I kept a trip journal pretty faithfully during the first part of this trip, but didn’t have time to write after Blake joined me in Denver. When he left by plane two weeks later, I stayed alone in Denver, but was very busy with the testing (including a bronchoscopy that truly wiped me out) and had no chance to catch up on trip impressions. So I’ll have to reconstruct a few weeks of the trip from memory, notes and photos. Once at my sister’s place in Michigan, I intend to stay put for a while and should have time to write up other cross-country sights and visits. In the meantime, I’ll begin loading trip journals into this blog.

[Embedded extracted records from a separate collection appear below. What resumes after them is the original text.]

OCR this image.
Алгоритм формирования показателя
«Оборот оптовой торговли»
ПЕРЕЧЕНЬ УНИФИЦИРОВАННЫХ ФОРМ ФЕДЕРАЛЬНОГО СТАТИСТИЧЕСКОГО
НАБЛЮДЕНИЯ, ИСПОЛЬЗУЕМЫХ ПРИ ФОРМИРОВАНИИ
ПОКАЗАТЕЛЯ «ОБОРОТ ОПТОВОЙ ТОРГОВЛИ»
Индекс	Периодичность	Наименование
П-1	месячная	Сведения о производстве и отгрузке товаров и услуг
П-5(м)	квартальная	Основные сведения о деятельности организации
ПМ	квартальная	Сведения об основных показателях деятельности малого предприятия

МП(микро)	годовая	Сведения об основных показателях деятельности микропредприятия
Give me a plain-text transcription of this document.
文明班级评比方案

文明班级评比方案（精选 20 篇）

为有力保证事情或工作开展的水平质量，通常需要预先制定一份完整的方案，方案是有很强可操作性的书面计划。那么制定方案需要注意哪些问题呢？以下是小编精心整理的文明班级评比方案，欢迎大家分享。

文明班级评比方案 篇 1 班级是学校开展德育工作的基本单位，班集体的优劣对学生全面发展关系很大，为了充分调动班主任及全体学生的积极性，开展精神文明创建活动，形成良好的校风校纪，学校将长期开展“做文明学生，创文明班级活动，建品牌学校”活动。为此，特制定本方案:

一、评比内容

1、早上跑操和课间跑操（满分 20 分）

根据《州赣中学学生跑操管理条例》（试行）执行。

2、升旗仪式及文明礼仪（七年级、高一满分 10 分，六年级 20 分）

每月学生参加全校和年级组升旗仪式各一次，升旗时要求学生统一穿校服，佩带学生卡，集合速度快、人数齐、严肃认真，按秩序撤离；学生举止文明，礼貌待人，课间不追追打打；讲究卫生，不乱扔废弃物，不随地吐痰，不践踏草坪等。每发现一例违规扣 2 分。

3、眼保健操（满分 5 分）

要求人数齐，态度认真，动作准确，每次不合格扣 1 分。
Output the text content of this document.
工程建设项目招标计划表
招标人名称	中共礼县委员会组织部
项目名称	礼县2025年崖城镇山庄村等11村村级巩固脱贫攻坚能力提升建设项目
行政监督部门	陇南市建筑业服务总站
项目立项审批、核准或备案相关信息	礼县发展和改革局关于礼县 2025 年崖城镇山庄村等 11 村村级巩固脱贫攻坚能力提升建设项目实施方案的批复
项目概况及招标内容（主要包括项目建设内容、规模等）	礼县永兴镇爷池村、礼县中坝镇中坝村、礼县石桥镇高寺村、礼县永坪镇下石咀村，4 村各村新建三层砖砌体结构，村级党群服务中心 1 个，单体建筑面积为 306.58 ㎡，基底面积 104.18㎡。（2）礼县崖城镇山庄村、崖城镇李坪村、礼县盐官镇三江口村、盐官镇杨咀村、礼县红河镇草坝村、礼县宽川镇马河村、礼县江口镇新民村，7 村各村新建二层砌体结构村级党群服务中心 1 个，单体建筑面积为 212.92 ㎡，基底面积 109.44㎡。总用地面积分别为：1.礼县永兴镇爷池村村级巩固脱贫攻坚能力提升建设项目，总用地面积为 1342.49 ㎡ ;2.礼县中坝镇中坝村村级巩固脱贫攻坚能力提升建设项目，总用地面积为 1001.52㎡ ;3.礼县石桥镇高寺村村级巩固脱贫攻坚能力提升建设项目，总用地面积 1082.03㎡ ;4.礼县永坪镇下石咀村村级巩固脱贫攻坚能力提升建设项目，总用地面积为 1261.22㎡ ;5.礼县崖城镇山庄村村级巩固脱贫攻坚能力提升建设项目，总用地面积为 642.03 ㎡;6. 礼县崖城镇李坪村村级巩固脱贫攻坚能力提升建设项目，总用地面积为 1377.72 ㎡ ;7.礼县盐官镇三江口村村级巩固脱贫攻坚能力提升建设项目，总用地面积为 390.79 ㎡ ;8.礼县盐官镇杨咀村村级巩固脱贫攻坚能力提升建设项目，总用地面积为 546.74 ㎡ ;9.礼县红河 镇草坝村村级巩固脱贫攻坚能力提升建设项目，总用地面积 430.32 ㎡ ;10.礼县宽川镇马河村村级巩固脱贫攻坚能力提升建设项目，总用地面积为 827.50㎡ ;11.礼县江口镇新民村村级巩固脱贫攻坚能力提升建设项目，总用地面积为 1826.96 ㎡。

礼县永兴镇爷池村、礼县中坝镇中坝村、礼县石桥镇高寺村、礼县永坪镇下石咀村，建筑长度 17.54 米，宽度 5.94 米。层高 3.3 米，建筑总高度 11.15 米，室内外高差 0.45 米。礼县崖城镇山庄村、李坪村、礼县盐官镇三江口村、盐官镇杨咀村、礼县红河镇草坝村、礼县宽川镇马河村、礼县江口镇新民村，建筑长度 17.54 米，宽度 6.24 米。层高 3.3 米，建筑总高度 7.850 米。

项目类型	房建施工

During the summer of 1969, my sister and I took a three-week road trip from Michigan as far west as Rocky Mountain National Park, just the two of us with our three children (ages 8, 9 and 13) in her station wagon pulling a pop-up trailer. It was a wonderful trip for all of us; we spent time in the Black Hills, at Mesa Verde, in Bryce Canyon, as well as at several other wonders, both natural and human. We saw the Rocky Mountains; we rode a narrow-gage railroad; and we visited frontier museums. I will try to find the photo album with commentary from that trip when I return home. Since retirement in 1996, I've taken several RV road trips across country, usually caravanning with my brother. Each trip has been unique and has revealed unique facets of the amazing beauty and diversity - geological, historical, and cultural - in this country of which I am so lucky to be a citizen.